Modern Concrete For 21st Century Construction

Modern Concrete For 21st Century Construction

02nd September 2015

Last week, as a result of some inspiration provided by the exciting new Kingdom Tower project under construction in Jeddah in Saudi Arabia, we took a look at the history of concrete, one of the most versatile materials known to man.  This week, we aim to bring matters more up to date and provide you with some insights into modern concrete.  You will have already read the story of concrete and how it was harnessed by the Ancient Romans which gave them all they need to design and build some of the most fabulous ancient monuments on our planet, so many of which are still standing to this day and have become  must see tourist attractions.  After the fall of the Roman Empire, the knowledge of how to make and use concrete was all but forgotten.

Centuries later, in 1824, Joseph Aspdin developed and patented Portland Cement, the most common type of cement in general use across the world and used as a basic ingredient of concrete, mortar, stucco and most grout.  The main ingredient in Aspdin’s cement is calcium silicate which is formed by heating limestone and silica rich clays in ovens to a temperature of 1,100° Fahrenheit.  This is just what the Campi Flegrei volcano that provided the Romans with their cement had been doing throughout history!

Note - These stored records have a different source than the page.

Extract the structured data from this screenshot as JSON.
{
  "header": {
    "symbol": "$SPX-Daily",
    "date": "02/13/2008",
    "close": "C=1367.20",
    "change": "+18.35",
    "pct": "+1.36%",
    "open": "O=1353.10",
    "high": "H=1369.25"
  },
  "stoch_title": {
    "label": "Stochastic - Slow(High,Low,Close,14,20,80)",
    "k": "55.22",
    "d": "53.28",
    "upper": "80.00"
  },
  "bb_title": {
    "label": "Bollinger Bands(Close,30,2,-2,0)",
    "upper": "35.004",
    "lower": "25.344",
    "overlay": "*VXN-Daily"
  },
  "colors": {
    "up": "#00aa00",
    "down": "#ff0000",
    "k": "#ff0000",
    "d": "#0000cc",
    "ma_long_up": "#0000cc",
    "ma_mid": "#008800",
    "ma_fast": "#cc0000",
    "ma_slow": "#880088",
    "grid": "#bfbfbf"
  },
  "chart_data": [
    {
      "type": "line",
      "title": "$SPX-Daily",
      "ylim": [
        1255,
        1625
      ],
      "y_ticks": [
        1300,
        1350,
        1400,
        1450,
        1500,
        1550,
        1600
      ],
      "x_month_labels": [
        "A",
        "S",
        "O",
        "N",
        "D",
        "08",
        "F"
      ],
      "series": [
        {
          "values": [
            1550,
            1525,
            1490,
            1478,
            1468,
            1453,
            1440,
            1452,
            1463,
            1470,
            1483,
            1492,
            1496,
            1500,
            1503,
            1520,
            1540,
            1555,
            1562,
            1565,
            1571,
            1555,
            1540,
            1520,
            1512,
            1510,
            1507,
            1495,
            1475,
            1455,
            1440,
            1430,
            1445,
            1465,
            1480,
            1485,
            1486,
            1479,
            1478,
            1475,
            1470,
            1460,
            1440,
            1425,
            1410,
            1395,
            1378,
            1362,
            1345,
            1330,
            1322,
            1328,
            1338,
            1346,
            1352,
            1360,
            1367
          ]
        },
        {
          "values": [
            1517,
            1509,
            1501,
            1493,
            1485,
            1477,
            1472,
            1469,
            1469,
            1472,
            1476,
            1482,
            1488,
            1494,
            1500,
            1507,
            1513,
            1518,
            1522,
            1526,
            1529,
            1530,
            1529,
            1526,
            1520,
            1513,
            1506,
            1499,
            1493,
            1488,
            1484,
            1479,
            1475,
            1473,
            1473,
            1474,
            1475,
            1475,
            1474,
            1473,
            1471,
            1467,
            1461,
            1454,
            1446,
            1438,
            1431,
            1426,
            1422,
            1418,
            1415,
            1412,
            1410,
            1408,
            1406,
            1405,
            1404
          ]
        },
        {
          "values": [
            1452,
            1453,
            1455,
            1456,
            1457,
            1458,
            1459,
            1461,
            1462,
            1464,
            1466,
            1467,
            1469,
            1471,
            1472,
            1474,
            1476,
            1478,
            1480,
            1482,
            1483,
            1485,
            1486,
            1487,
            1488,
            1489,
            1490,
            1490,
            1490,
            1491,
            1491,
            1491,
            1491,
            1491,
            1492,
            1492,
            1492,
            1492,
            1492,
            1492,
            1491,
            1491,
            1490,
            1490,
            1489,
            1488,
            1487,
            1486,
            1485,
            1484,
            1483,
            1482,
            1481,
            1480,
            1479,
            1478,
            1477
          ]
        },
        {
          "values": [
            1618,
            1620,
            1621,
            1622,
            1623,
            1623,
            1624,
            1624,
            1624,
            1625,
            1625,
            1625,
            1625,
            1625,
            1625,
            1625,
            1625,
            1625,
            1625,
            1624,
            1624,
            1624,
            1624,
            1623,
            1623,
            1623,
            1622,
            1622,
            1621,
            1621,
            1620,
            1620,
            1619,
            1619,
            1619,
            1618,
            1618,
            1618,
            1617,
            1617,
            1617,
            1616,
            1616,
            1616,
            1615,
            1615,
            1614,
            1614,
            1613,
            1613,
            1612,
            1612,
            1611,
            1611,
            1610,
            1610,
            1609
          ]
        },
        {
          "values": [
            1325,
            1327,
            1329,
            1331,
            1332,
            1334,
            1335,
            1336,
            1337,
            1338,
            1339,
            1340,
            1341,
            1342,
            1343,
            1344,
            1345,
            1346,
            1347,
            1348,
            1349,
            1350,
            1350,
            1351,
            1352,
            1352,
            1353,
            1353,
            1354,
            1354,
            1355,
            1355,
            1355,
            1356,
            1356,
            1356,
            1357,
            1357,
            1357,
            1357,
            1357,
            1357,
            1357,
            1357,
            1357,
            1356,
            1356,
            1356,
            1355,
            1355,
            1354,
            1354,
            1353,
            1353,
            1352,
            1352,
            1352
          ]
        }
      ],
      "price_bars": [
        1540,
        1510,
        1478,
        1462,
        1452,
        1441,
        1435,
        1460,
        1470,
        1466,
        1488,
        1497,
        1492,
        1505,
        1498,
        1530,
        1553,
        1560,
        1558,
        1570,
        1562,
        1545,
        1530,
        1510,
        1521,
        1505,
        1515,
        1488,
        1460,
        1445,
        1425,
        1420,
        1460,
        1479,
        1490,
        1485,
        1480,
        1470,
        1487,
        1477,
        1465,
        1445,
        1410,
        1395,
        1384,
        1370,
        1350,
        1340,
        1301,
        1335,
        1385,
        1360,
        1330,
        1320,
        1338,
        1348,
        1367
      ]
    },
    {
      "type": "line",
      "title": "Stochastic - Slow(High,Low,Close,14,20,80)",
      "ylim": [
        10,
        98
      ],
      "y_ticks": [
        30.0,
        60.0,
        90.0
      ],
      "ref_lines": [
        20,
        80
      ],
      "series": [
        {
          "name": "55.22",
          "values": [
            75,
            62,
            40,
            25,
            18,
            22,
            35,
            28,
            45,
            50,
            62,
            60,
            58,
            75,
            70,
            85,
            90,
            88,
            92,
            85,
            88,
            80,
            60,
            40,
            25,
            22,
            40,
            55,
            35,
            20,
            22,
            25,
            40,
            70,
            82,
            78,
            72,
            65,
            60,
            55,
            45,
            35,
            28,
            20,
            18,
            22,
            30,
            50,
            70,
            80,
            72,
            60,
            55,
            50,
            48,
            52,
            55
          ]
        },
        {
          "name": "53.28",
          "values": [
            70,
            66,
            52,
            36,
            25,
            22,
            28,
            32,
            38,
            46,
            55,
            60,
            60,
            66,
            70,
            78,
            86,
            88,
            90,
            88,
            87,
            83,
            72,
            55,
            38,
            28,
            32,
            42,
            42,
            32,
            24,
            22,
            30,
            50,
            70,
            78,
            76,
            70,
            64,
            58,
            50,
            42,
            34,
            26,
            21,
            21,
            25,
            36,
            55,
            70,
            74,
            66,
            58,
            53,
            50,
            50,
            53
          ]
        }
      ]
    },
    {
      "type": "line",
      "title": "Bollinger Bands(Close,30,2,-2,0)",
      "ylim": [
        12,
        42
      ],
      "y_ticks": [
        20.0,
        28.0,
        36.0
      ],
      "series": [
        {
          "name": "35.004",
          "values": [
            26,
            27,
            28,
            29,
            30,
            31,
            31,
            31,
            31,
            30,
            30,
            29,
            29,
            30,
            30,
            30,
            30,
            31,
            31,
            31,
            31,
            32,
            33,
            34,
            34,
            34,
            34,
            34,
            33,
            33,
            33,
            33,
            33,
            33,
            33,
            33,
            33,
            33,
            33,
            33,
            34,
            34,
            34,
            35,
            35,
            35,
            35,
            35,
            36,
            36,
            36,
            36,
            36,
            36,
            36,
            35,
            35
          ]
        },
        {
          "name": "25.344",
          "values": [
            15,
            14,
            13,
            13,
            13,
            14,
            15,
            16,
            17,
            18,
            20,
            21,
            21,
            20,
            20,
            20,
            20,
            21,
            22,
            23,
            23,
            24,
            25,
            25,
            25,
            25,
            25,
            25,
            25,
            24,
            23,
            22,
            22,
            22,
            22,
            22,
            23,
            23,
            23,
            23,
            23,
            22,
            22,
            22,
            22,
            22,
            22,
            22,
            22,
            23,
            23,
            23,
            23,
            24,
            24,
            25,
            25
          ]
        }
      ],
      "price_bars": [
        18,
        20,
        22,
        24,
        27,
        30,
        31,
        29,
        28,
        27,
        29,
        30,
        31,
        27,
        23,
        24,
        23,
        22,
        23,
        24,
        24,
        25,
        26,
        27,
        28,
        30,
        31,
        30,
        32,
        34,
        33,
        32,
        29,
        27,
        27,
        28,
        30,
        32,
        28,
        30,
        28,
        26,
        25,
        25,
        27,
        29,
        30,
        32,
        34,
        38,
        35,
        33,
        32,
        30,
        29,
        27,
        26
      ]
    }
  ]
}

Take a look at this general recipe for Portland clinker (this is the name given to the dried powder version of the cement):


CCN (Cement Chemist’s Notation


Calcium Oxide, CaO


61 – 67%

Silicon Dioxide, SiO₂


19 – 23%

Aluminium Oxide, Al₂O₃


2.5 – 6%

Ferric Oxide, Fe₃O₃


0 – 6%


1.5 – 4.5%

Proportions can vary depending on the material properties that are required of the cement.

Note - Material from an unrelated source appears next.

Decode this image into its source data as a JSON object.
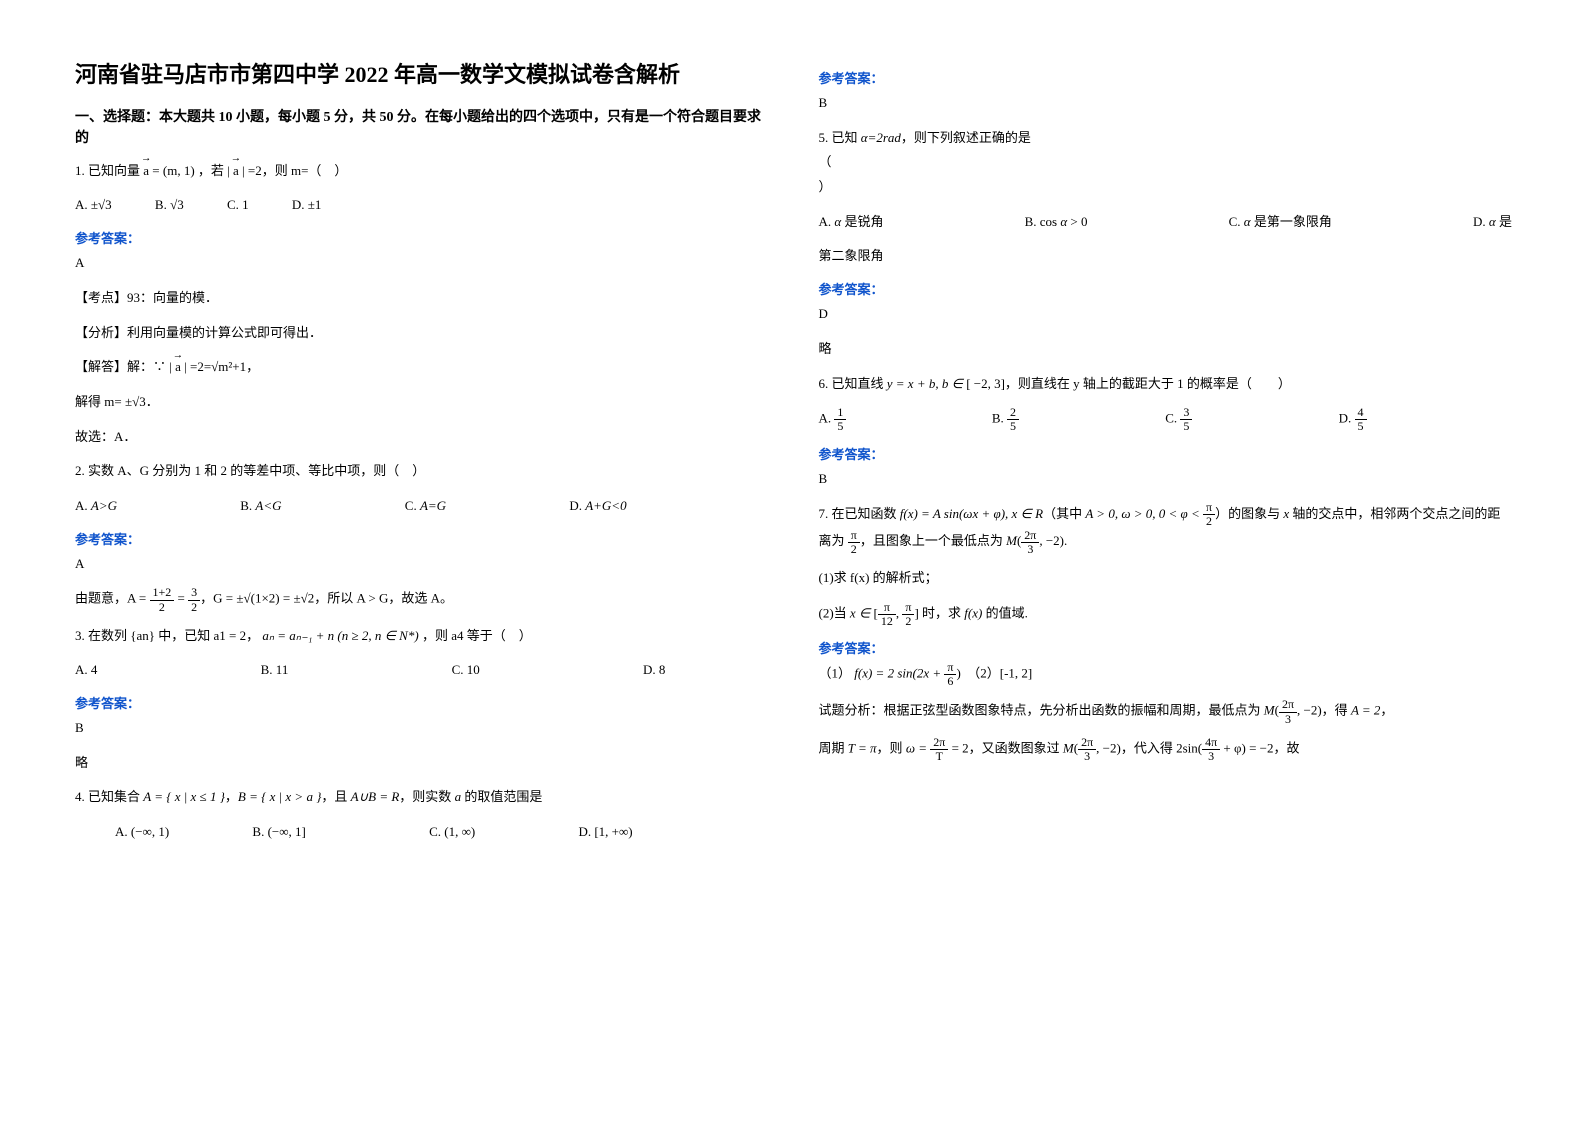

However, concrete is not just cement, it’s all rather more complicated than that.  Modern users of cement have discovered a wide range of useful additives which will allow different types of cement for different applications such as:

  • Road overpasses
  • Dams
  • Reservoirs
  • Runways
  • Buildings
  • Boats

There are all types of concrete additives which can increase electrical conductivity, resistance to acid corrosion, strength and ductility.  Nowadays there are also chemical retardants that can be added to concrete in order to slow hydration, there are accelerators that will speed it up and there are plasticisers that can increase the workability of concrete.  Concrete is becoming more and more versatile as time goes by, nowadays there are pigments that can be added to colour the concrete which is starting a whole new trend of using concrete more indoors as a decorative material. 

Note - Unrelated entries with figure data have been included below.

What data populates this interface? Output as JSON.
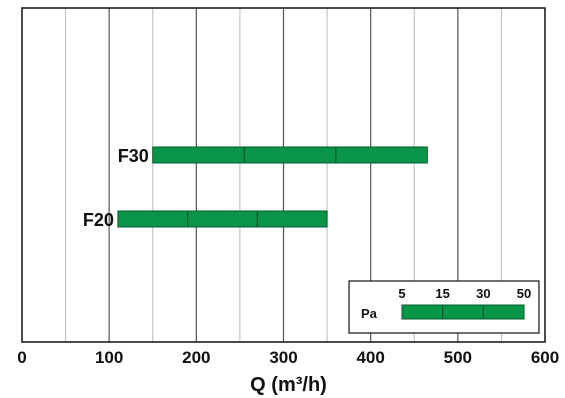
{
  "chart_data": {
    "type": "bar",
    "orientation": "horizontal-range",
    "title": "",
    "xlabel": "Q (m³/h)",
    "ylabel": "",
    "xlim": [
      0,
      600
    ],
    "x_ticks": [
      "0",
      "100",
      "200",
      "300",
      "400",
      "500",
      "600"
    ],
    "grid": true,
    "series": [
      {
        "name": "F30",
        "start": 150,
        "end": 465,
        "dividers": [
          255,
          360
        ]
      },
      {
        "name": "F20",
        "start": 110,
        "end": 350,
        "dividers": [
          190,
          270
        ]
      }
    ],
    "legend": {
      "placement": "bottom-right",
      "unit": "Pa",
      "levels": [
        "5",
        "15",
        "30",
        "50"
      ]
    },
    "colors": {
      "bar": "#0a9447",
      "bar_divider": "#055a2b",
      "grid_major": "#555555",
      "grid_minor": "#bbbbbb",
      "frame": "#111111"
    }
  }
}
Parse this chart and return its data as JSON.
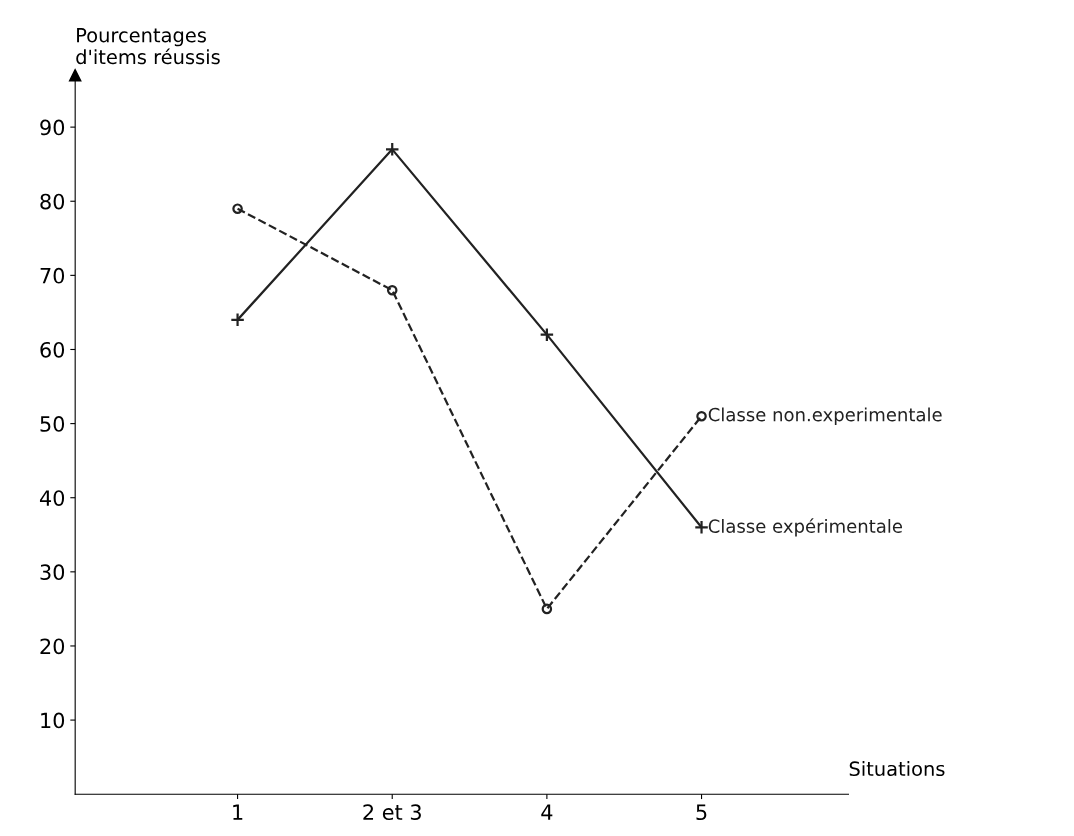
{
  "chart_data": {
    "type": "line",
    "ylabel": "Pourcentages\nd'items réussis",
    "xlabel": "Situations",
    "categories": [
      "1",
      "2 et 3",
      "4",
      "5"
    ],
    "series": [
      {
        "name": "Classe non.experimentale",
        "color": "#222222",
        "values": [
          79,
          68,
          25,
          51
        ],
        "marker": "circle",
        "line_style": "dashed"
      },
      {
        "name": "Classe expérimentale",
        "color": "#222222",
        "values": [
          64,
          87,
          62,
          36
        ],
        "marker": "cross",
        "line_style": "solid"
      }
    ],
    "ylim": [
      0,
      97
    ],
    "yticks": [
      10,
      20,
      30,
      40,
      50,
      60,
      70,
      80,
      90
    ],
    "grid": false,
    "legend": false
  }
}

Concrete debris was once routinely shipped to landfills for disposal but an increase in environmental awareness is changing all that.  In the spirit of making the construction industry more eco-friendly, concrete recycling is becoming a common method of disposing of concrete structures that are past their sell by date (or being knocked down to make place for newer buildings).

Modern techniques mean that concrete is developing to keep up with the 21st Century and in the coming weeks, we’ll be bringing you more information on some of the most recent developments in the use of concrete, this fascinating and versatile construction material.